The same fingers which burrowed at Barber's bum lingered dangerously near his mouth and nostrils. He was scratching something else. "We ready?" he asked. "Can I borrow that Sig, then?"
Andrew questioned it for a minute. He didn't want to give a stranger his gun, not really. After all, Owl did just warn him that everyone had their own agenda and to trust no-one. But what could a drunk man do with a gun? With as great a chance of hurting himself as others? "Let's go. Uh, wash your hands, though." If Max trusted this man...well, there had to be something to him, even if Andrew couldn't see it. And God knows he couldn't.
"Sure. Sure." Barber walked for the muddy brook, and the stench followed him.
"The sink is the other way."
"No soap here, sonny. You're in the Zone." He knelt and rubbed the grainy silt between his knuckles.
"No soap?"
"Well, I guess there's soap. But it's in high demand. Runs out fast. I sure ain't never see n'any." Swish, swish. The dirt particles fell off, by and large, into the opaque water.
"All right then. Let's go." It was at this moment that Andrew knew that the Zone was definitely a different place. It had cities, sure, but they were not the same as those of humanity and dignity and chins held high. These were the cities you see in the cinema. The run-down shitholes that criminals hide in when they're on the run. So the news wasn't lying; not egregiously.
It was only when they had begun to climb the slopes that Andrew saw Barber wore socks and flipflops. Truly he'd lost his appreciation for life somewhere long ago, on the side of the road, slipping out through a hole in his pockets; or he'd picked up a shiny-new deathwish in a similar place. Barber racked the pistol's slide, and when a bullet fell out, muttered, "Shite." He bent to pick it up. Andrew saw more peeking from Barber's waistline than he cared to, so he looked away, sneering. Even in the Zone, someone could at least show some damn class.

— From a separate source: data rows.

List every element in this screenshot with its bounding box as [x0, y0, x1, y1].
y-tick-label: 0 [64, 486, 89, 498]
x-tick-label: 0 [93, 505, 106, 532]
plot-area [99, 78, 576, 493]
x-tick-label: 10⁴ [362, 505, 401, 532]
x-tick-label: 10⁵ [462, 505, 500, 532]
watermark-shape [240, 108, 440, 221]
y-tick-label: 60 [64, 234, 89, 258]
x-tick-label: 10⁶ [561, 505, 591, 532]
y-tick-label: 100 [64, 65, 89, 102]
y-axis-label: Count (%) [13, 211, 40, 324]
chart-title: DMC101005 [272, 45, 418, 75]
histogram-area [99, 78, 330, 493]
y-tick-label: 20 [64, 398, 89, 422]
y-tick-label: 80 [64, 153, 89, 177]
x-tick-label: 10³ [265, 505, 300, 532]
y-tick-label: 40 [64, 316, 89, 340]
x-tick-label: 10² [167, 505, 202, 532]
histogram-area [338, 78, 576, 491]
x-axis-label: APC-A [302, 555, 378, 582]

"Reckon this won't take long," said the Scot. "Pimps ta get proper feart up here, specially when ya pished, and the Buckie sends ya colors flyin'. I fuckin' love Buckie, man. But anyway, most noises mount to nothin'." He had released the magazine, and returned the bullet to it, through his fingers, only slightly muddy, were clumsy about it.
"What part of Scotland?"
"Glazguh. Tired of working the frier in a chippie shop, so I came here. What do they fancy you?"
"Andrew. I lived in Edinburgh for a while. Don't think I ever made it that far west."
"Agh, well; yer a Lowlands boy all tha same! Count your blessings, laddie. Glazguh's a right shithole."
"And they call you Barber?"
Barber smiled, revealing the gap in his teeth, yellowed like antique newspapers. "I give the closest shave in town!"